May contain NSFW language.
FilmWonk rating (A Hero): 7.5 out of 10 FilmWonk rating (The Lost Daughter): 6/10 (Daniel), 8/10 (Glenn)
Show notes:
[01:37] Review: A Hero
[17:24] Spoilers: A Hero
[38:05] Review: The Lost Daughter
[52:51] Spoilers: The Lost Daughter
CORRECTION: We misstated a couple of details about A Hero. It was filmed in the Iranian city of Shiraz, not Tehran. And while the film was selected to compete for the Palme D’Or at the Cannes Film Festival, it actually won the Grand Prix, which is considered the second-most prestigious prize of the festival after the Palme D’Or.

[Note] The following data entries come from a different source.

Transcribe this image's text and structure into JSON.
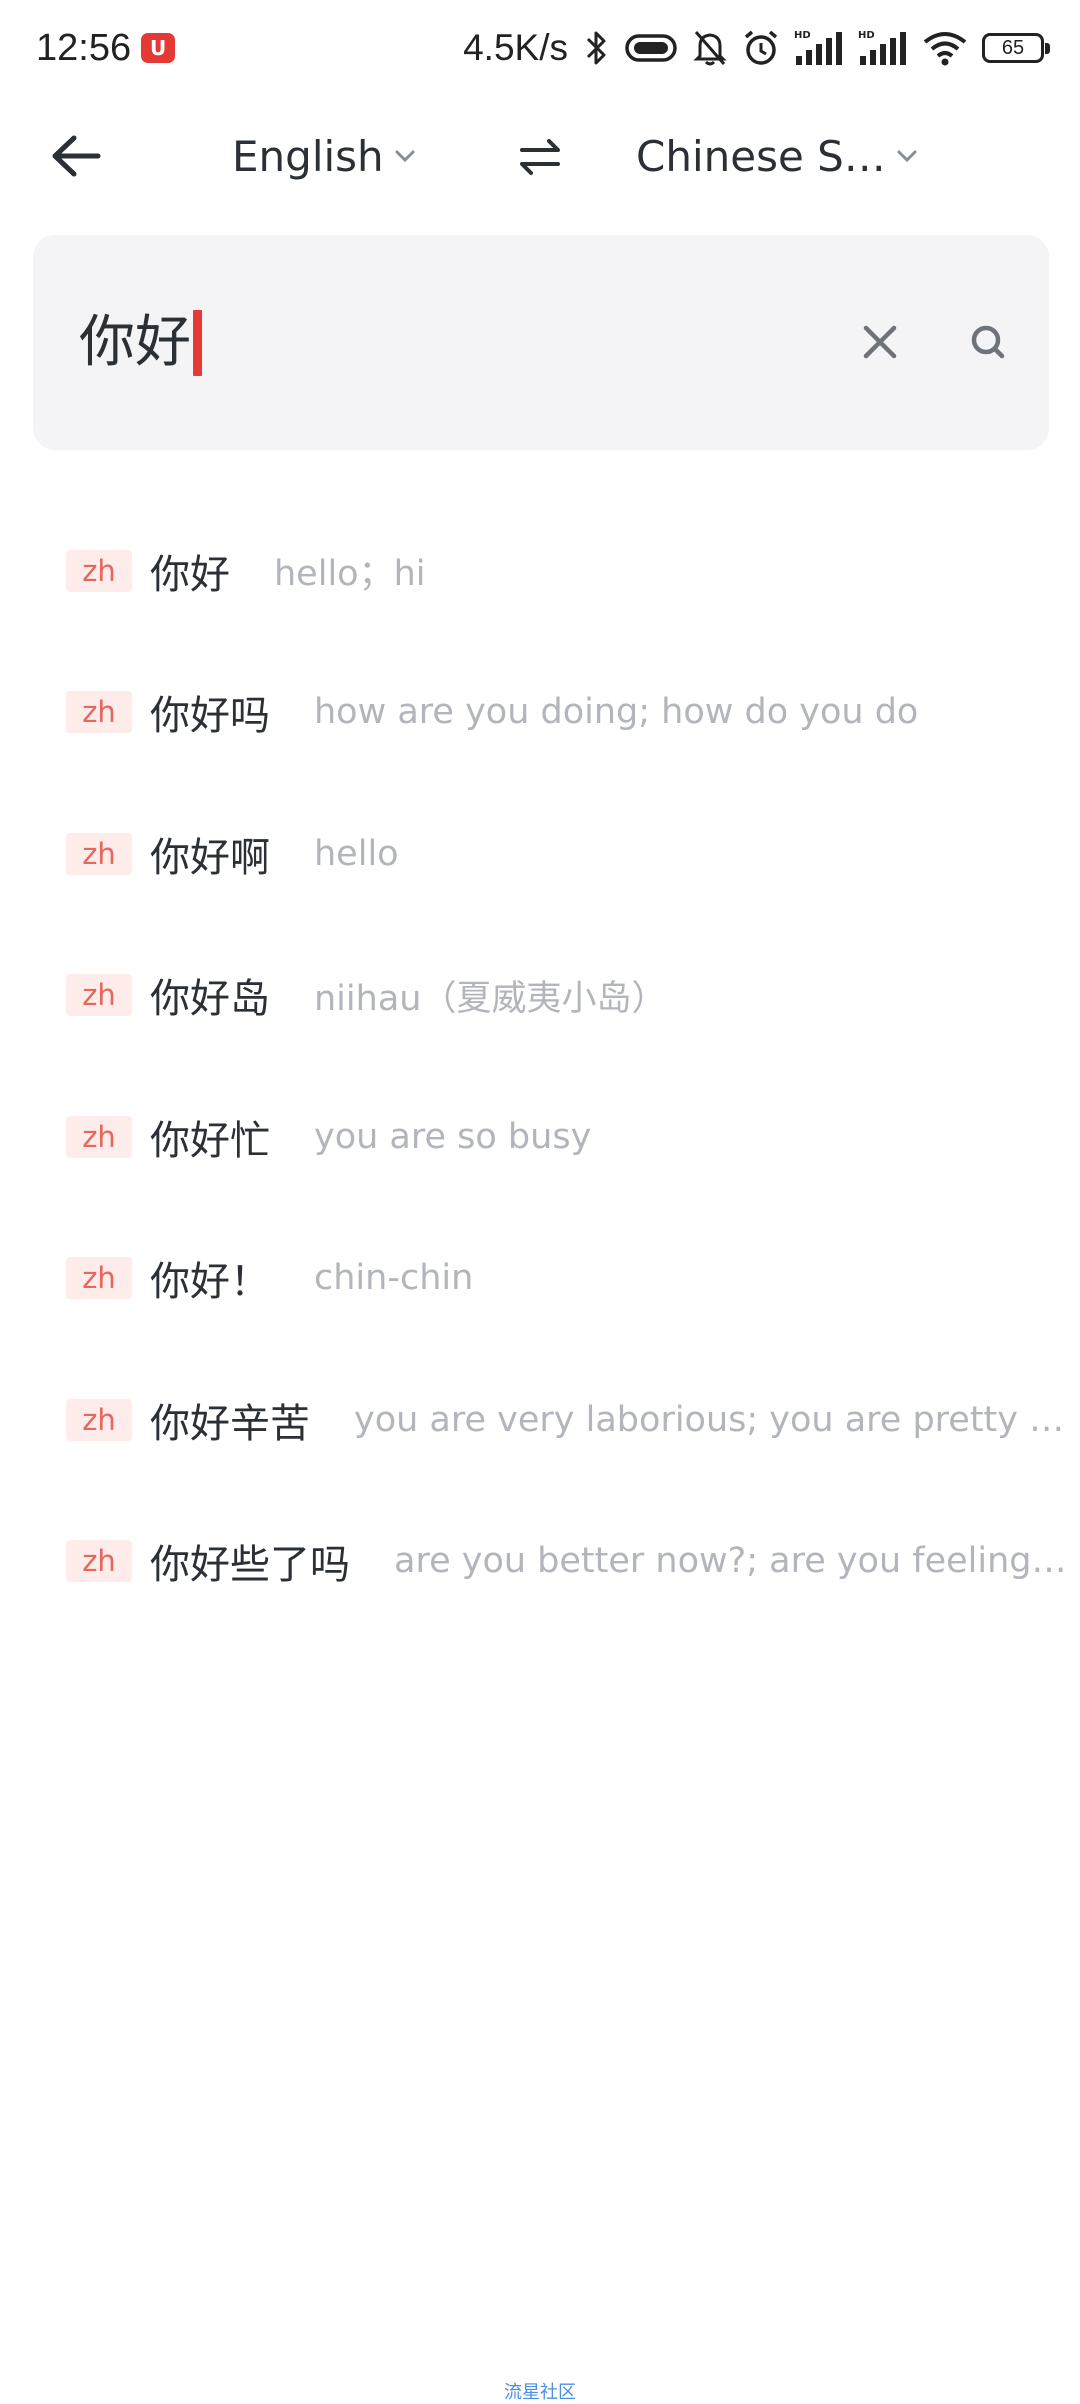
{
  "status_bar": {
    "time": "12:56",
    "app_badge": "U",
    "network_speed": "4.5K/s",
    "battery": "65",
    "icons": [
      "bluetooth-icon",
      "vibrate-icon",
      "mute-bell-icon",
      "alarm-icon",
      "signal-hd-icon",
      "signal-hd-icon",
      "wifi-icon",
      "battery-icon"
    ]
  },
  "header": {
    "source_language": "English",
    "target_language": "Chinese S…"
  },
  "search": {
    "value": "你好"
  },
  "suggestions": [
    {
      "tag": "zh",
      "word": "你好",
      "meaning": "hello；hi"
    },
    {
      "tag": "zh",
      "word": "你好吗",
      "meaning": "how are you doing; how do you do"
    },
    {
      "tag": "zh",
      "word": "你好啊",
      "meaning": "hello"
    },
    {
      "tag": "zh",
      "word": "你好岛",
      "meaning": "niihau（夏威夷小岛）"
    },
    {
      "tag": "zh",
      "word": "你好忙",
      "meaning": "you are so busy"
    },
    {
      "tag": "zh",
      "word": "你好！",
      "meaning": "chin-chin"
    },
    {
      "tag": "zh",
      "word": "你好辛苦",
      "meaning": "you are very laborious; you are pretty h…"
    },
    {
      "tag": "zh",
      "word": "你好些了吗",
      "meaning": "are you better now?; are you feeling…"
    }
  ],
  "footer": {
    "watermark": "流星社区"
  },
  "colors": {
    "accent": "#e53935",
    "tag_bg": "#fdecea",
    "tag_text": "#e5675d",
    "meaning_text": "#b2b5bb",
    "search_bg": "#f4f4f6"
  }
}
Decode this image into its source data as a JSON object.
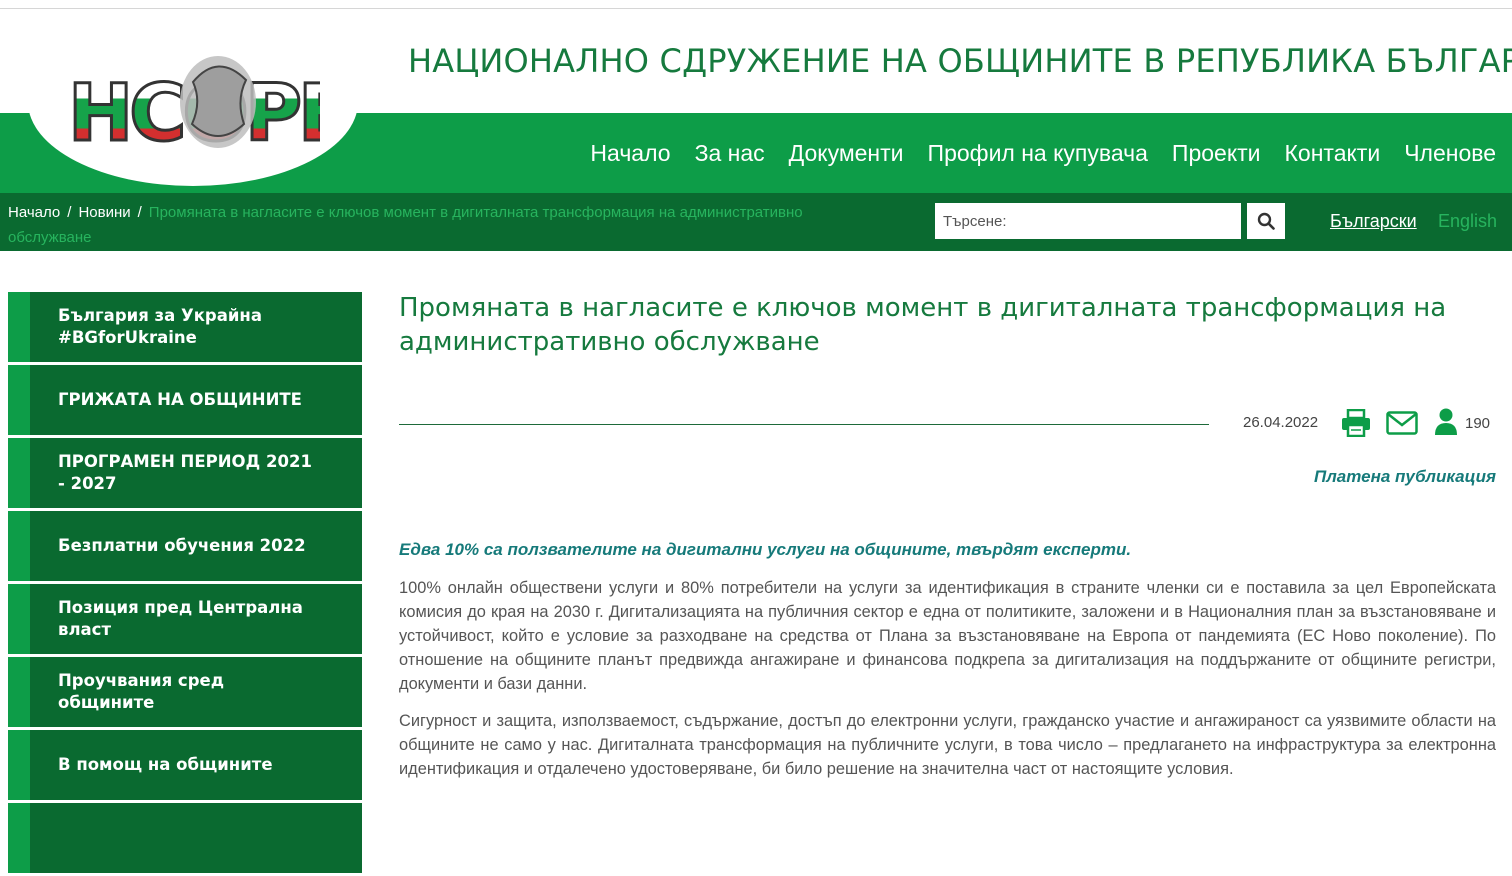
{
  "header": {
    "title": "НАЦИОНАЛНО СДРУЖЕНИЕ НА ОБЩИНИТЕ В РЕПУБЛИКА БЪЛГАРИЯ",
    "logo_text": "НСОРБ",
    "nav": [
      "Начало",
      "За нас",
      "Документи",
      "Профил на купувача",
      "Проекти",
      "Контакти",
      "Членове"
    ]
  },
  "breadcrumb": {
    "home": "Начало",
    "news": "Новини",
    "current": "Промяната в нагласите е ключов момент в дигиталната трансформация на административно обслужване"
  },
  "search": {
    "placeholder": "Търсене:",
    "icon": "search-icon"
  },
  "languages": {
    "bg": "Български",
    "en": "English"
  },
  "sidebar": {
    "items": [
      "България за Украйна #BGforUkraine",
      "ГРИЖАТА НА ОБЩИНИТЕ",
      "ПРОГРАМЕН ПЕРИОД 2021 - 2027",
      "Безплатни обучения 2022",
      "Позиция пред Централна власт",
      "Проучвания сред общините",
      "В помощ на общините"
    ]
  },
  "article": {
    "title": "Промяната в нагласите е ключов момент в дигиталната трансформация на административно обслужване",
    "date": "26.04.2022",
    "views": "190",
    "paid_label": "Платена публикация",
    "lead": "Едва 10% са ползвателите на дигитални услуги на общините, твърдят експерти.",
    "paragraphs": [
      "100% онлайн обществени услуги и 80% потребители на услуги за идентификация в страните членки си е поставила за цел Европейската комисия до края на 2030 г. Дигитализацията на публичния сектор е една от политиките, заложени и в Националния план за възстановяване и устойчивост, който е условие за разходване на средства от Плана за възстановяване на Европа от пандемията (ЕС Ново поколение). По отношение на общините планът предвижда ангажиране и финансова подкрепа за дигитализация на поддържаните от общините регистри, документи и бази данни.",
      "Сигурност и защита, използваемост, съдържание, достъп до електронни услуги, гражданско участие и ангажираност са уязвимите области на общините не само у нас. Дигиталната трансформация на публичните услуги, в това число – предлагането на инфраструктура за електронна идентификация и отдалечено удостоверяване, би било решение на значителна част от настоящите условия."
    ]
  },
  "colors": {
    "green": "#0d9d48",
    "dark_green": "#0a6a30",
    "title_green": "#167a3e",
    "teal": "#167a7a"
  }
}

We referred back to a review of a previous festival selection, Glory, a Bulgarian political satire about a character who finds a bag of money on the railroad tracks, which came to mind while watching A Hero. As of this writing, Glory is available for streaming on Tubi.
At Daniel’s request, I also read Armond White‘s awful review of the film (which has an equally awful headline) at National Review, which I will not link here, but you’re welcome to google if you want to welcome that into your life.